Abstract

In a series of five experiments, 505 female BDF 1 mice were standardized for periodicity studies by exposure to alternating periods of 12 hr of light and 12 hr of darkness. The mice were inoculated intraperitoneally with 1 million L1210 murine leukemia cells and beginning approximately 24 hr later, were injected by the same route with a single dose of cyclophosphamide at 1500, 1800, 2100, 0600 or 0900 hr. At each time point, different groups of mice were treated with 300 or 360 mg of cyclophosphamide per kg of body weight. Cured mice ( 60-day survivors) as well as mice dying from drug-induced toxicity or tumor were noted for each interval of treatment. The magnitude of the effects produced by cyclophosphamide varied widely from experiment to experiment, suggesting that factors presently unidentified also influenced host responses to the drug. Nevertheless, the composite data indicated that both the therapeutic and the toxic effects of cyclophosphamide were quantitatively related to the circadian phase of drug administration.

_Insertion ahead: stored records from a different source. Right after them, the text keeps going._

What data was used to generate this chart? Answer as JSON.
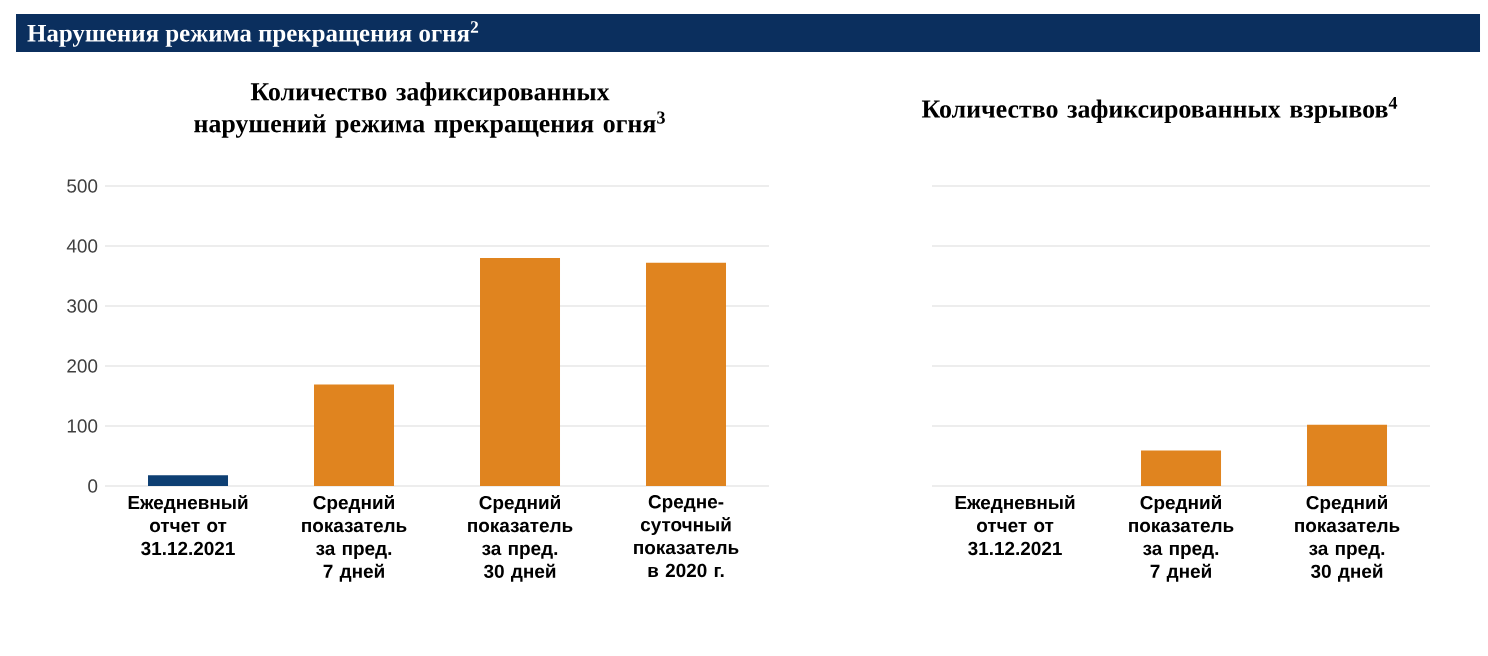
{
  "chart_data": [
    {
      "type": "bar",
      "title": "Нарушения режима прекращения огня$^{2}$",
      "subtitle": "Количество зафиксированных нарушений режима прекращения огня$^{3}$",
      "categories": [
        "Ежедневный отчет от 31.12.2021",
        "Средний показатель за пред. 7 дней",
        "Средний показатель за пред. 30 дней",
        "Средне-суточный показатель в 2020 г."
      ],
      "values": [
        18,
        169,
        380,
        372
      ],
      "colors": [
        "#0e3f73",
        "#e0841f",
        "#e0841f",
        "#e0841f"
      ],
      "ylim": [
        0,
        500
      ],
      "yticks": [
        0,
        100,
        200,
        300,
        400,
        500
      ],
      "grid": "y"
    },
    {
      "type": "bar",
      "title": "Количество зафиксированных взрывов$^{4}$",
      "categories": [
        "Ежедневный отчет от 31.12.2021",
        "Средний показатель за пред. 7 дней",
        "Средний показатель за пред. 30 дней"
      ],
      "values": [
        0,
        59,
        102
      ],
      "colors": [
        "#e0841f",
        "#e0841f",
        "#e0841f"
      ],
      "ylim": [
        0,
        500
      ],
      "yticks": [
        0,
        100,
        200,
        300,
        400,
        500
      ],
      "grid": "y",
      "tick_labels": "x"
    }
  ]
}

The frequency of cures was highest ( 34%) when the drug was administered at 1800 hr and lowest ( 7%) when given at 0900 hr. In addition, drug-induced toxicity exhibited a reverse pattern of cyclic activity in which the minimum value ( 20%) resulted from administration at 1800 hr while the maximum number of deaths ( 52%) occurred after treatment at 0900 hr. Due, in part, to this reciprocal relationship between cure rate and drug-induced death rate, the selective timing of cyclophosphamide administration resulted in greatly divergent modification of the risk versus benefit ratio. As the result of treatment at 0900 hr, approximately 7 mice were killed for each mouse that was cured while, after treatment at 1800 hr, 1.7 mice were cured on the average for each mouse that was killed. Thus by taking advantage of temporal fluctuations in host resistance to cyclophosphamide, enhanced therapeutic responses without equivalent increases in toxicity may be produced.